According to DEMA, more than 2 million Americans were active scuba divers in 2013. PADI, one of the biggest diving certification schools in the world, is already present in 150 countries.
Indeed, more people see the benefits and fun of scuba diving. The ease of getting a certification makes it even more attractive.
Despite these, scuba diving isn’t for everyone and those who do it should take extra precaution, especially when it comes to their oral health.
What’s the Problem?
Scuba diving comes with certain risks, such as decompression or the buildup of gases in the body. Divers are also prone to a dental problem known as the diver’s mouth syndrome. This is a condition characterized by the jaw, gum, and teeth pain.

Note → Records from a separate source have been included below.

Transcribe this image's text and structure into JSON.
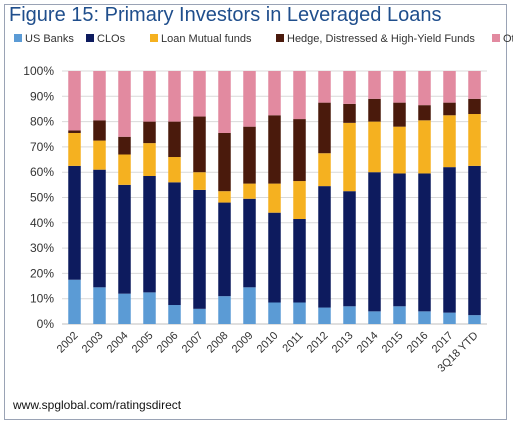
{
  "header": {
    "title": "Figure 15: Primary Investors in Leveraged Loans"
  },
  "footer": {
    "source": "www.spglobal.com/ratingsdirect"
  },
  "chart_data": {
    "type": "bar",
    "stacked": true,
    "title": "Figure 15: Primary Investors in Leveraged Loans",
    "xlabel": "",
    "ylabel": "",
    "ylim": [
      0,
      100
    ],
    "y_ticks": [
      "0%",
      "10%",
      "20%",
      "30%",
      "40%",
      "50%",
      "60%",
      "70%",
      "80%",
      "90%",
      "100%"
    ],
    "grid": true,
    "legend_position": "top",
    "categories": [
      "2002",
      "2003",
      "2004",
      "2005",
      "2006",
      "2007",
      "2008",
      "2009",
      "2010",
      "2011",
      "2012",
      "2013",
      "2014",
      "2015",
      "2016",
      "2017",
      "3Q18 YTD"
    ],
    "series": [
      {
        "name": "US Banks",
        "color": "#5b9bd5",
        "values": [
          17.5,
          14.5,
          12,
          12.5,
          7.5,
          6,
          11,
          14.5,
          8.5,
          8.5,
          6.5,
          7,
          5,
          7,
          5,
          4.5,
          3.5
        ]
      },
      {
        "name": "CLOs",
        "color": "#0d1b5e",
        "values": [
          45,
          46.5,
          43,
          46,
          48.5,
          47,
          37,
          35,
          35.5,
          33,
          48,
          45.5,
          55,
          52.5,
          54.5,
          57.5,
          59
        ]
      },
      {
        "name": "Loan Mutual funds",
        "color": "#f5b120",
        "values": [
          13,
          11.5,
          12,
          13,
          10,
          7,
          4.5,
          6,
          11.5,
          15,
          13,
          27,
          20,
          18.5,
          21,
          20.5,
          20.5
        ]
      },
      {
        "name": "Hedge, Distressed & High-Yield Funds",
        "color": "#4a1a0c",
        "values": [
          1,
          8,
          7,
          8.5,
          14,
          22,
          23,
          22.5,
          27,
          24.5,
          20,
          7.5,
          9,
          9.5,
          6,
          5,
          6
        ]
      },
      {
        "name": "Other",
        "color": "#e28aa0",
        "values": [
          23.5,
          19.5,
          26,
          20,
          20,
          18,
          24.5,
          22,
          17.5,
          19,
          12.5,
          13,
          11,
          12.5,
          13.5,
          12.5,
          11
        ]
      }
    ]
  }
}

What causes the pain? There are many factors. One is the nature of the bite to the mouthpiece, which delivers the much-needed trimix gases (helium, nitrogen, and oxygen) from the tank. If the bite is strong, it may lead to an intense pressure to the jaw. Another is the weight of the tank, which can add more tension to the mouth.
How Prevalent is the Problem?
In a pilot study conducted by the University of Buffalo, more than 40 percent of divers display dental symptoms. Around 22 percent of 41 test subjects complained of jaw pain while 42 percent developed barodontalgia, a pain in the tooth caused by changes in atmospheric pressure.
What’s are the Consequences?
The risks of oral injury increase the longer the diver’s mouth syndrome is left untreated. It may lead to temporomandibular joint pain (TMJ) disorders, which, when they become severe, may require surgery. In some cases, they can cause chronic pain, which significantly reduces the quality of life.
Make diving even more fun by ensuring your oral health is good. See your dentist more regularly each year.